Bruxelles, 05/05/2000 (Agence Europe) - Les indicateurs environnementaux révélateurs de l'état le plus récent de l'environnement en Europe viennent d'être publiés par l'Agence européenne de l'environnement (AEE) dans son rapport intitulé "Environmental signals 2000". Ils sont, pour certains, alarmants et mettent en évidence la nécessité croissante d'accélérer le processus d'intégration des préoccupations environnementales dans toutes les politiques sectorielles pour garantir que les politiques économiques et sociales contribuent à l'obtention d'un environnement propre et sain plutôt qu'à sa détérioration. Le rapport révèle en effet que si quelques progrès ont été réalisés, en particulier grâce à la politique communautaire de l'environnement (la pollution par le dioxyde de soufre, notamment, a été réduite de 60% depuis 1980), l'Europe est loin d'avancer suffisamment et assez vite dans cette voie. L'utilisation des transports, par exemple, est en croissance constante, en dépit de ses effets nocifs sur la santé, la nature et le réchauffement global de la planète (dans l'Union, les émissions de gaz à effet de serre devraient augmenter de 6% entre 1990 et 2010 au lieu d'enregistrer une réduction de 8% comme le prescrit le protocole de Kyoto sur les changements climatiques). La consommation d'énergie (+13% entre 1985 et 1997), la production de déchets et l'utilisation de pesticides dans l'agriculture, elles aussi, affichent une nette tendance à la hausse.
Caroline Jackson, présidente de la commission de l'environnement du Parlement et Margot Wallström, commissaire européen à l'environnement, se sont félicitées à l'unisson de la publication de ce rapport jugé très utile. "En tant que décideurs politiques, nous devons prendre nos décisions sur la base de données fiables et à jour sur l'état de l'environnement au sein de l'Union et des pays candidats. Nous avons aussi besoin de savoir si les mesures que nous avons prises jusqu'à présent ont produit les résultats escomptés. Les signaux environnementaux nous offriront l'opportunité de réagir avant que le choses ne s'aggravent clairement", a souligné Mme Jackson.
Inquiète d'apprendre "que les conditions environnementales se détériorent et que les grands secteurs de politique économique ne considèrent pas comme urgent d'adopter les actions qui s'imposent pour y remédier", Margot Wallström a, pour sa part, déclaré: "le rapport nous montre que la politique environnementale ne peut pas, à elle seule, pourvoir à cette nécessité. Si l'on n'inverse pas les tendances dans les secteurs comme les transports et l'énergie, nous n'atteindrons pas nos objectifs environnementaux".

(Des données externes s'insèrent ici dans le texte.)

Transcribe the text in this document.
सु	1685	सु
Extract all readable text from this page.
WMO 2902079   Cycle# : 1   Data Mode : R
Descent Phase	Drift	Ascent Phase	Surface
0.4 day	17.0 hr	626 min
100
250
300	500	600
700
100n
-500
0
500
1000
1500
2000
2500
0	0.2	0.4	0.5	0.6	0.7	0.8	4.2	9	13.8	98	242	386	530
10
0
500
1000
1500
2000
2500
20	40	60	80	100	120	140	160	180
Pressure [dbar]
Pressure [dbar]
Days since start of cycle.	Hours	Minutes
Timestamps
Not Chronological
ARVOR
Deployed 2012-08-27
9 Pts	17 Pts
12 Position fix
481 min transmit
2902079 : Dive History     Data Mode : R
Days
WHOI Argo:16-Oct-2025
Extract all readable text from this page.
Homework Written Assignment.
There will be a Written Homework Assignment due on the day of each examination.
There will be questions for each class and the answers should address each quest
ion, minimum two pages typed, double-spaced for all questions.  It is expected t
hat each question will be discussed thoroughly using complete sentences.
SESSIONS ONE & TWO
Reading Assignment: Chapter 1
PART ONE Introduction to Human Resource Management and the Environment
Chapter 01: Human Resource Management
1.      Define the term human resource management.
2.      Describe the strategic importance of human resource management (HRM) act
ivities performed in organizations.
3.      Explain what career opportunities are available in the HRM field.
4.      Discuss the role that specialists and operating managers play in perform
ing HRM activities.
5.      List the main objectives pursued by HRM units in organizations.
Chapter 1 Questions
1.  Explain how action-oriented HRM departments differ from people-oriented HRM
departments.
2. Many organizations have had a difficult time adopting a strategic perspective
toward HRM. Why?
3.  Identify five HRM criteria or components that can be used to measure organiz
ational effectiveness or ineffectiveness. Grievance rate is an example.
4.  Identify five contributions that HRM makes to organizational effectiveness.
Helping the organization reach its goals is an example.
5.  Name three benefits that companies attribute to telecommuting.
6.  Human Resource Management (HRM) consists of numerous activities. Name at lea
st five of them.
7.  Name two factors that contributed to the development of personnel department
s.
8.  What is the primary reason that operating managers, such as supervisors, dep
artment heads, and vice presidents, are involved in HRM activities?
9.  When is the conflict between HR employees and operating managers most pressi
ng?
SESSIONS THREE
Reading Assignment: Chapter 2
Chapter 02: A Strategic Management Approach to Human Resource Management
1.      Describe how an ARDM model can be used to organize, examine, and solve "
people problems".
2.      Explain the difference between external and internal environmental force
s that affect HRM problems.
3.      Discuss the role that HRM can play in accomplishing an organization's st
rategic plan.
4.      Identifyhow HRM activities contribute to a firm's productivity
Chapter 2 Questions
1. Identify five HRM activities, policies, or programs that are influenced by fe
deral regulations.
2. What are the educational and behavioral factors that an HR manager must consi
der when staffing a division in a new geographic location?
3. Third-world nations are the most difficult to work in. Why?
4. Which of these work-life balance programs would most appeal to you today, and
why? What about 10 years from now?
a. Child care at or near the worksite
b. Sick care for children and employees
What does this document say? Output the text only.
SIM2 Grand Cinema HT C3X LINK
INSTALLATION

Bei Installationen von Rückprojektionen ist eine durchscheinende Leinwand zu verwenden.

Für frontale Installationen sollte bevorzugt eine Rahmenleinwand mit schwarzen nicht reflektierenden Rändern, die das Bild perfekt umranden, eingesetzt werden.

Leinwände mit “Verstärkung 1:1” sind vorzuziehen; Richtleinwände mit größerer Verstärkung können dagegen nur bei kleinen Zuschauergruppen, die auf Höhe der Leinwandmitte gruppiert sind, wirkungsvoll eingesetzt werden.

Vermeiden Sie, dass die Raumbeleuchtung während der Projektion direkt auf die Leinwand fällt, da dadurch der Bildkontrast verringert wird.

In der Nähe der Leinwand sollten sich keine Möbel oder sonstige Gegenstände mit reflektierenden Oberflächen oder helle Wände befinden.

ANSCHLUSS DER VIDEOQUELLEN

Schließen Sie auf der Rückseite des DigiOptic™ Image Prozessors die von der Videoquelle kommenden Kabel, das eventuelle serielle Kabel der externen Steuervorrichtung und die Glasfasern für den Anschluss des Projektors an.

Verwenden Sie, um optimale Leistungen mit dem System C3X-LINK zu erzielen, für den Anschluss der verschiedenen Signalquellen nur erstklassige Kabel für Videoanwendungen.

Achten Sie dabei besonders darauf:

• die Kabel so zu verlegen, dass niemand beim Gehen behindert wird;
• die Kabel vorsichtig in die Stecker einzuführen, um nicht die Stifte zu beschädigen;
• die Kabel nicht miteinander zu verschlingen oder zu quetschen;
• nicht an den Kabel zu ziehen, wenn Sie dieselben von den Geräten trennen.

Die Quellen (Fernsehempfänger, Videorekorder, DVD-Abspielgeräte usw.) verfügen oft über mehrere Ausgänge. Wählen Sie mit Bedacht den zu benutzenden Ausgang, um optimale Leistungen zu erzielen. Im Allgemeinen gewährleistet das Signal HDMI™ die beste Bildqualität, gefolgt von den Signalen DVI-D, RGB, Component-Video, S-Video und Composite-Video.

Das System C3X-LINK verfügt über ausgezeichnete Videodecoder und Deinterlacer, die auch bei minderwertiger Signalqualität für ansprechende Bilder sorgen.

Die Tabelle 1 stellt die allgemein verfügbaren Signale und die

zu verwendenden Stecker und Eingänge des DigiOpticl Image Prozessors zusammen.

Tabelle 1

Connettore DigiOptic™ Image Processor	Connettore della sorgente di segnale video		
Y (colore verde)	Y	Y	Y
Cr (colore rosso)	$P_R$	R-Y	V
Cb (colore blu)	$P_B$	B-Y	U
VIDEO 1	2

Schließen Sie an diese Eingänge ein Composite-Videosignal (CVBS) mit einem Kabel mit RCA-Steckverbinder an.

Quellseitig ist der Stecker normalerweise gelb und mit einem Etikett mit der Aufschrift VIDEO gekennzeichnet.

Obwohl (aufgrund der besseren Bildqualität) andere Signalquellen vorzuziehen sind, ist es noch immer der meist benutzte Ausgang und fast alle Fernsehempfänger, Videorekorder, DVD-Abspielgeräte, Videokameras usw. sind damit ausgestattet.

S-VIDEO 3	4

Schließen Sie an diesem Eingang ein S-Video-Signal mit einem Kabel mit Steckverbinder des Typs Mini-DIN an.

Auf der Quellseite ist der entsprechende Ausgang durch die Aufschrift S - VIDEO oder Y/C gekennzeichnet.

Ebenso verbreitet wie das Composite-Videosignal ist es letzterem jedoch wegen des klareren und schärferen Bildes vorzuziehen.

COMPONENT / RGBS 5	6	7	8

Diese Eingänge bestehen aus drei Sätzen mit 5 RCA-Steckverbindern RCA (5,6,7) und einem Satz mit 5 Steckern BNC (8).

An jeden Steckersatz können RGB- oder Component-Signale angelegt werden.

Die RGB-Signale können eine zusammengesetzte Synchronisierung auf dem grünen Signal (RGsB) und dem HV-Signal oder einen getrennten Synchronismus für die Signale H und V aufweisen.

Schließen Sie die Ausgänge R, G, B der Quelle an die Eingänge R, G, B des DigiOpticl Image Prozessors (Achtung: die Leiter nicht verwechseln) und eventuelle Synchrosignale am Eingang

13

Organisé en chapitres consacrés successivement aux différents secteurs d'activité (énergie, transport, agriculture et industrie) et aux grands problèmes environnementaux (changements climatiques, destruction de la couche d'ozone, pollution de l'air, déchets, quantité d'eau, eutrophisation, zones humides, taxes environnementales), ce rapport sur les indicateurs environnementaux est le premier d'une série. L'AEE en publiera un chaque année à l'intention des décideurs politiques en Europe pour mettre en lumière les progrès réalisés dans les différents domaines d'intervention des politiques environnementales, tant pour ce qui concerne la mise en oeuvre de ces politiques que leur intégration dans d'autres politiques. Ces rapports d'étape fourniront des indications pour guider la politique communautaire de l'environnement, le temps que paraisse le rapport global sur l'état de l'environnement en Europe, publié tous les cinq ans par l'AEE.